The contract is poorly and ambiguously written.  And here, Mashian (or his law firm) drafted the agreement, not Miles.  While hardly the most robust maxim of jurisprudence, where other rules of interpretation do not resolve an ambiguity “the language of a contract should be interpreted most strongly against the party who caused the uncertainty to exist.”  (Civ.

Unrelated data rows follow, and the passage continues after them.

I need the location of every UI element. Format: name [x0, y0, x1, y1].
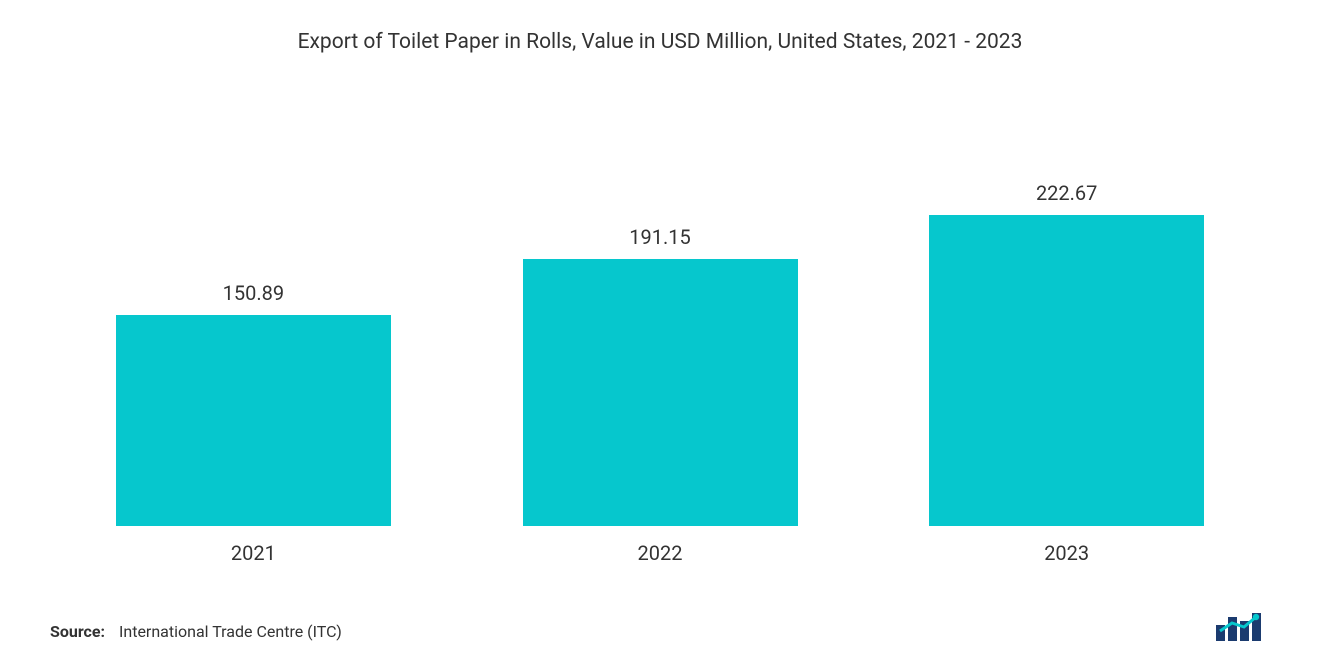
bar: [929, 215, 1204, 527]
plot-area: 150.89 191.15 222.67: [50, 67, 1270, 527]
brand-logo-icon: [1216, 611, 1270, 641]
bar-slot-2: 222.67: [863, 67, 1270, 526]
x-axis-labels: 2021 2022 2023: [50, 541, 1270, 565]
chart-title: Export of Toilet Paper in Rolls, Value i…: [50, 28, 1270, 57]
bar: [523, 259, 798, 527]
bar: [116, 315, 391, 526]
x-label: 2022: [457, 541, 864, 565]
source-text: International Trade Centre (ITC): [119, 622, 342, 641]
chart-footer: Source: International Trade Centre (ITC): [50, 611, 1270, 641]
source-citation: Source: International Trade Centre (ITC): [50, 622, 342, 641]
x-label: 2021: [50, 541, 457, 565]
bar-value-label: 222.67: [1036, 181, 1097, 205]
bar-value-label: 150.89: [223, 281, 284, 305]
bar-slot-0: 150.89: [50, 67, 457, 526]
x-label: 2023: [863, 541, 1270, 565]
chart-container: Export of Toilet Paper in Rolls, Value i…: [0, 0, 1320, 665]
source-label: Source:: [50, 622, 105, 641]
bar-slot-1: 191.15: [457, 67, 864, 526]
bar-value-label: 191.15: [629, 225, 690, 249]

Code sec. 1654.)  The court is somewhat at a loss as to why the fee provision was written this way, but it will inquire.  In sum, no one has presented any parol evidence as to this clause’s meaning, and in the court’s view the most plausible reading—especially in light of the ambiguity Mashian’s law firm created—is that fees are recoverable in an arbitration and also in litigation where arbitration was not allowed through no fault of the party seeking fees.  Because this is an argument no one briefed, the court will CONTINUE this motion to allow further briefing on that issue.